Un manifeste poétique et politique

Jean-Pierre Han

13 novembre 2021

in Critiques

Ce qu’il faut dire de Léonora Miano. Mise en scène de Stanislas Nordey. Théâtre national de Strasbourg, jusqu’au 20 novembre à 20 heures, puis tournée. Tél. : 03 88 24 88 24.

De spectacle en spectacle, Stanislas Nordey affine dans la plus grande maîtrise son art du plateau et de la direction d’acteurs. On se souvient encore du remarquable travail opéré il y a peu sur le texte de Claudine Galea avec la comédienne Cécile Brune. Voici qu’il poursuit avec la même superbe intelligence ce travail avec Ce qu’il faut dire de Léonora Miano. Avec ses trois actrices, Océane Caïraty, Ysanis Padonou et Mélody Pini, trois « Afropéennes » sorties de l’école du TNS en 2019, et dont la présence d’un homme, Gaël Baron, un peu plus âgé que ses camarades de plateau rehausse encore la délicate mais saisissante performance : on pourra émettre l’hypothèse que le directeur du TNS qui a conçu cette saison toute sa programmation autour des écritures féminines est particulièrement à l’aise dans ce registre…

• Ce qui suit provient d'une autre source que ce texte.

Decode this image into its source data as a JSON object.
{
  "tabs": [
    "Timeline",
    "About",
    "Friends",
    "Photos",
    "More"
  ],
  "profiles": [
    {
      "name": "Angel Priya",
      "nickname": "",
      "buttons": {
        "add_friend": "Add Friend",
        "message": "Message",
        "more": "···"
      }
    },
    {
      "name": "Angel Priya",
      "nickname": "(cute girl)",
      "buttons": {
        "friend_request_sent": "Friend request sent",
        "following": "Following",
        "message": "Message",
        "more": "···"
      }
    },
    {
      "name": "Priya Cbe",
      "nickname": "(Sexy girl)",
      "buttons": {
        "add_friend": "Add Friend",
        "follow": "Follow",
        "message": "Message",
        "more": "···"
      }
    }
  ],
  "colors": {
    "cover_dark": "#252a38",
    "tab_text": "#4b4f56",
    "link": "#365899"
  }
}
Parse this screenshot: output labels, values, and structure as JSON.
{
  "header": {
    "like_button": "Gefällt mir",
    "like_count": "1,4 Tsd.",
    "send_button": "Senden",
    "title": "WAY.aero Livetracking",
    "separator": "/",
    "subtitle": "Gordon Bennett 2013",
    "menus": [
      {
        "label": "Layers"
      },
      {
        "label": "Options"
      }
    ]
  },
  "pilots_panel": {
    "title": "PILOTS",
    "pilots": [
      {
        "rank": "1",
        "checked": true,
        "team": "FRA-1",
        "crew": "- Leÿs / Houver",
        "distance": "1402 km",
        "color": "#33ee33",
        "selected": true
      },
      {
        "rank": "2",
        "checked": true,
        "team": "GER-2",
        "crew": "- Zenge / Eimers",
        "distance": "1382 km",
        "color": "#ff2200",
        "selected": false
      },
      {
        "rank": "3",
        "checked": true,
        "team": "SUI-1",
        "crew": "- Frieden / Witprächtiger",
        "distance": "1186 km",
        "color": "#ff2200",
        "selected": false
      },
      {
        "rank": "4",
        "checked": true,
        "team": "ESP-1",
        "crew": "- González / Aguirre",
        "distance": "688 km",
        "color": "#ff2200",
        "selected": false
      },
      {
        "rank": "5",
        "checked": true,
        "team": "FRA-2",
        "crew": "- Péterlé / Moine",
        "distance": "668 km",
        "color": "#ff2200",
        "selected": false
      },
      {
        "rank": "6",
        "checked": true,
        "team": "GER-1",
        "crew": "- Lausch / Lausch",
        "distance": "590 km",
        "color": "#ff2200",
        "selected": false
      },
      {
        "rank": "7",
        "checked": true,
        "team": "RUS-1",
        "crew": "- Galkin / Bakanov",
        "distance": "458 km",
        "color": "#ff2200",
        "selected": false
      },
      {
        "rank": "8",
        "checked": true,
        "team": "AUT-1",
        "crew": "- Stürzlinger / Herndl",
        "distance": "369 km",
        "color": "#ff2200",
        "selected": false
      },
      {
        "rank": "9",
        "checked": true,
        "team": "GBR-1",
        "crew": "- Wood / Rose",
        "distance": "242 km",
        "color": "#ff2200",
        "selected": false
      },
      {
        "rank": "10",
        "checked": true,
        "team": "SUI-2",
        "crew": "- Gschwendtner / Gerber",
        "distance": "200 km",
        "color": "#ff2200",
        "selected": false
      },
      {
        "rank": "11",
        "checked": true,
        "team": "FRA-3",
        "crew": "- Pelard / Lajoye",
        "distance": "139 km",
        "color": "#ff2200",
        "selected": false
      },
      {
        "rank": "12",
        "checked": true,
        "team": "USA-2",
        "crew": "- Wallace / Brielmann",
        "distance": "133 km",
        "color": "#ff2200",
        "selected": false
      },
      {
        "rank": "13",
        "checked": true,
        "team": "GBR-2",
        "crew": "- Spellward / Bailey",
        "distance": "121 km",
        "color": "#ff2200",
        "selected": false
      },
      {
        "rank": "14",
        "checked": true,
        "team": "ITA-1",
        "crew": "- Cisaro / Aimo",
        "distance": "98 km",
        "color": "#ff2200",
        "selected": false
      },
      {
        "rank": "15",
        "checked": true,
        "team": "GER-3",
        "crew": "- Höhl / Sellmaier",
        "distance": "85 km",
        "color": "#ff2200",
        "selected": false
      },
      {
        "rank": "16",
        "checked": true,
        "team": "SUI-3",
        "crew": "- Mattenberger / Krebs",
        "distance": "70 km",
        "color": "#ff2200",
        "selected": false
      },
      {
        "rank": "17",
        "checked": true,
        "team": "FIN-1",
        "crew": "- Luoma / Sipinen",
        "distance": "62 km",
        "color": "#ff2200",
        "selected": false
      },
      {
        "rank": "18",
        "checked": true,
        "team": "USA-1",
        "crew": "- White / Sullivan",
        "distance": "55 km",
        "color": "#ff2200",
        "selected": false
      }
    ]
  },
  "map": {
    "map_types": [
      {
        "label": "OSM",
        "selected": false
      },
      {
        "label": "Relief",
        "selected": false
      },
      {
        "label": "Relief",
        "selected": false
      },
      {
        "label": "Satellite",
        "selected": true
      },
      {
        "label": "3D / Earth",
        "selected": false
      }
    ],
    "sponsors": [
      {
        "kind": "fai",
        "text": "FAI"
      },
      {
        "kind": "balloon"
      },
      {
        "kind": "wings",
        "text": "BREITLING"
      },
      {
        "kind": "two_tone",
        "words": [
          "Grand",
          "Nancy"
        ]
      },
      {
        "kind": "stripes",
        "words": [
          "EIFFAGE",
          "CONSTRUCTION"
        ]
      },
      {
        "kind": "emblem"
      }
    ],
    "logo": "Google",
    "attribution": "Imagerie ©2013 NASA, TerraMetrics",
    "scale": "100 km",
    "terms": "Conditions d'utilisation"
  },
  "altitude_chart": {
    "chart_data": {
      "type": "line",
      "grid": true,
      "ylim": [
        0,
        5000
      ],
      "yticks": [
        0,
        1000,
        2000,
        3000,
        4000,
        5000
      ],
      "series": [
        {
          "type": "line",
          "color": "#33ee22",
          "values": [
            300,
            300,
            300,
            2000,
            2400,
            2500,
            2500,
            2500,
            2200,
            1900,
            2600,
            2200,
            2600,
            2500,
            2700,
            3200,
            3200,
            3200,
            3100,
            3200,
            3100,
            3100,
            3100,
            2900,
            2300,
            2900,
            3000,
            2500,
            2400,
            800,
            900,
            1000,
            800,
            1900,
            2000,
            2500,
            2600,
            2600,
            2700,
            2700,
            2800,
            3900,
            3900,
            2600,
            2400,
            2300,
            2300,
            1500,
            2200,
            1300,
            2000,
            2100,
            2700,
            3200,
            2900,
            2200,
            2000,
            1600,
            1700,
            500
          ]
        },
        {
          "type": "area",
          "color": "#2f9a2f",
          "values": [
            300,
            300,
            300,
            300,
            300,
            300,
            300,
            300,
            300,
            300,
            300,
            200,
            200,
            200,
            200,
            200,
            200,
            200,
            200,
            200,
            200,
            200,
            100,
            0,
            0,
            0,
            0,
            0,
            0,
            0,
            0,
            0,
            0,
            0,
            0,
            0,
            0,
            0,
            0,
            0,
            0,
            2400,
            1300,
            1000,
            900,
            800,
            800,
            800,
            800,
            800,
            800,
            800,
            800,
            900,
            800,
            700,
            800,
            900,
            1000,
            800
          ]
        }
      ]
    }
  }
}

Trois femmes (et un homme) donc pour trois chants qu’à l’origine l’autrice interprétait elle-même dans des récitals poétiques dans son pays natal, le Cameroun. Trois chants, trois adresses, trois variations que l’on peut traiter séparément mais qui, ici, dans leur agencement même forment une formidable trajectoire, superbe courbe, avec son retournement final en forme de conclusion qui nous saisit : « Notre cri n’est pas celui que tu supposes. Il est un chant. Une célébration »… « parce qu’à la fin des fins, Maka, nous allons vivre. Nous allons continuer/Alors concevons, il en est temps, un modus vivendi./ L’urgence n’est plus de pousser notre cri »… et en toute fin : « Et longue serait la route de la fraternité ».

À chaque comédienne son chant. La première, Ysanis Padonou, assise à l’avant-scène, visage filmé et projeté en gros plan en fond de scène, alors qu’elle chuchote son adresse, renvoyant son interlocuteur, blanc, à sa peur, et démontrant que La Question blanche – c’est le titre de ce mouvement – n’est justement pas une question. La voix de la deuxième comédienne, Mélody Pini, s’élève alors, adresse qui s’attaque au Fond des choses. Plus question de chuchotement, mais une manière affirmée de fouailler les fondements de l’oppression et de la violence de la colonisation. Léonora Miano refusant dès lors d’écrire le mot Afrique, une pure invention des Européens, alors qu’elle développe dans une écriture au rythme encore plus soutenu une comparaison avec l’histoire des Amérindiens, reliant leur histoire à celle des européens, rappelant que « la toute première vague d’immigrés non choisis » sur le sol dit américain était arrivée en « provenance d’Europe de l’Ouest »… Pour enfoncer le clou des extraits du texte, superbe, d’une violence contenue mais néanmoins affirmée, sont projetés sur l’écran…

L’adresse du troisième mouvement, La fin des fins, se module de manière différente, puisqu’il s’opère à travers un dialogue avec un homme d’une autre génération (Gaël Baron), avec son retournement en forme d’ouverture finale. Il n’en est pas moins comme les autres chants écrit d’une manière percutante, incisive jusque dans sa rythmique. L’affirmation de Ce qu’il faut dire et que Léonora Miano impulse de manière admirable est relayée, révélée de manière tout aussi admirable par Stanislas Nordey, dans la belle scénographie d’Emmanuel Clolus, alors que le chant des comédiennes est ponctué par les percussions de Lucie Delmas.

Une réussite poétique et… éminemment politique.